Friday, August 09, 2013

Was This Really Religious Discrimination?

It is a story like this that illustrates why there is so much animosity by the right towards the Israel Defense Forces. Not because they are right or wrong. But because of the way the Charedi world automatically assumes the worst.

YWN published a story yesterday about a Chabad soldier that was jailed for refusing to follow a direct order to remove his woolen Tzitzis.

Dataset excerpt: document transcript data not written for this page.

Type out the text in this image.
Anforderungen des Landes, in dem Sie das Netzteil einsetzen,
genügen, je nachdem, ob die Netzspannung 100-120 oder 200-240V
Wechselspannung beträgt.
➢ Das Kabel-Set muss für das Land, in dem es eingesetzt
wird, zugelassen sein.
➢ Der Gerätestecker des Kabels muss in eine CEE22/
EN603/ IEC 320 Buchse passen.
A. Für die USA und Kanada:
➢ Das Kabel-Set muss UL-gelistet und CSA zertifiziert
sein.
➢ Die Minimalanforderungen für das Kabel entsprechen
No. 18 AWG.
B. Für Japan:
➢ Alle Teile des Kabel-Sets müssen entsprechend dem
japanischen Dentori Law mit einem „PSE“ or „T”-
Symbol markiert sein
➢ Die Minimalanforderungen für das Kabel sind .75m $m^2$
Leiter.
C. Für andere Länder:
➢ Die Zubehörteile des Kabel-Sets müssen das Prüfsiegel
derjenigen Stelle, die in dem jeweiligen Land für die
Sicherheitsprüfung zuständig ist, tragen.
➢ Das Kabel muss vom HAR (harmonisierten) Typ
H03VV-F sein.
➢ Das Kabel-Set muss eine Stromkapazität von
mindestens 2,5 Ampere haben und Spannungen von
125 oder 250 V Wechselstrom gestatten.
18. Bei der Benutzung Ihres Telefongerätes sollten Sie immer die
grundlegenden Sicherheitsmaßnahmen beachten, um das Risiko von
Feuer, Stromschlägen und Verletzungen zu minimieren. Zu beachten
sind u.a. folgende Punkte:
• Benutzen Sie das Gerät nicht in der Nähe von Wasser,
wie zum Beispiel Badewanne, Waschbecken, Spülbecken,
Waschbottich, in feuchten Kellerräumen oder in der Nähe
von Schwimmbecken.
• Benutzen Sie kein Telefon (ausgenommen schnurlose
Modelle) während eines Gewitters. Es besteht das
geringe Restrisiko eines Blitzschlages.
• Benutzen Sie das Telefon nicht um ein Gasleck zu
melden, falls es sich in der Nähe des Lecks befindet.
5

On the surface one would be correctly outraged by something like this and label it the kind of religious discrimination that Charedim have correctly been afraid of… thus justifying their opposition to a military draft. That is how YWN characterized it. They unhesitatingly call the incident religious discrimination. But upon further examination of what really happened, one should realize that there very likely was no real discriminatory intent.

What happened was as follows: 
The soldier was instructed to remove his wool tzitzis during sports activities for fear he would overheat and possibly dehydrate. His commander told him during sport activities he may not wear three layers (undershirt, tzitzis and top shirt).
The soldier explained that he cannot remove the tzitzis for he is stringent in observing this mitzvah in line with Chabad minhag, to always wear wool tzitzis. The company commander became insistent and the soldier explained that this is his belief and he is unwilling to compromise. When things became more heated the soldier explained he will gladly sit in jail over this for it is a matter of principle.
The company commander took the matter to his superior officer and the Chabad soldier was sent to the IDF Nafach Prison for 10 days.

First let me say, that I think the IDF erred in this case. Sending a soldier to jail because he refused to remove his Tzitzis makes them look bad. And it gives fuel to the right. They will surely use this as an example of religious discrimination. But I think it is safe to say that his motivation was not to prevent that solider from following his religious beliefs. It was to save that soldier from getting heat stroke. In effect he was following Halacha whether he realized it or not. Pikuach Nefesh trumps almost every other Mitzvah requirement.

It should also be noted that Halacha does not require one to wear Tzitzis every moment of the day. It is a Mitzvah Kiyumis - meaning that we are only required to wear Tzitzis if we wear a four cornered Beged. If we don't, there is no bibilcaly requirement to do wear one. Although the custom today is to always wear a 4 cornered Beged (piece of clothing) so we can fulfill this Mitzvah. Otherwise it would go into oblivion.

Furthermore the fact Woolen Tzitzis are preferred by many people is because the Mitzvah of Tzitzis is only fulfilled biblically if the Beged is made of wool. Tzitzis on a non woolen 4 cornered Beged are only required rabbinically. 

But the flip side of that is if Techeles (a blue thread) is not present in the Tziztis, there is one Rishon (the Baal HaMeor) who says the Tzitzis are invalid and thus wearing a 4-cornered woolen beged without Techeiles would be in violation of biblical law. We do not have Techeiles today. (Even though there are some who claim to have found the source of the actual dye required to make it - it is not universally accepted as such.) 

Although most Poskim follow the majority opinion that Techeiles is a separate Mitzvah and that one fulfills the biblical requirement of Tzitzis by wearing only white Tzitzes, the Gra is said to have only worn cotton Tzitzis in order to avoid the possiblity of violating biblical law.

So the insistence on wearing woolen Tzitzis is far from an absolute Halachic requirement under any circumstances. Let alone in extreme heat under conditions of vigorous exercise. 

I have absolutely no doubt that the IDF does not have an anti Tzitzis policy. And I’ll bet that the Chabad soldiers superiors in that situation do not have a personal record of animus toward wearing Tzitzis. It is completely unfair, misleading, and perhaps even irresponsible for YWN to call this religious discrimination.

Unless they can prove that the motivation behind this command was religious discrimination, I think we ought to give them the benefit of the doubt. 

And if the standard practice for refusing a direct order is jail time, then this fellow’s superiors did nothing wrong. Even though they probably should not have done so because how this is being perceived in the Charedi world. Why give them more reasons to protest?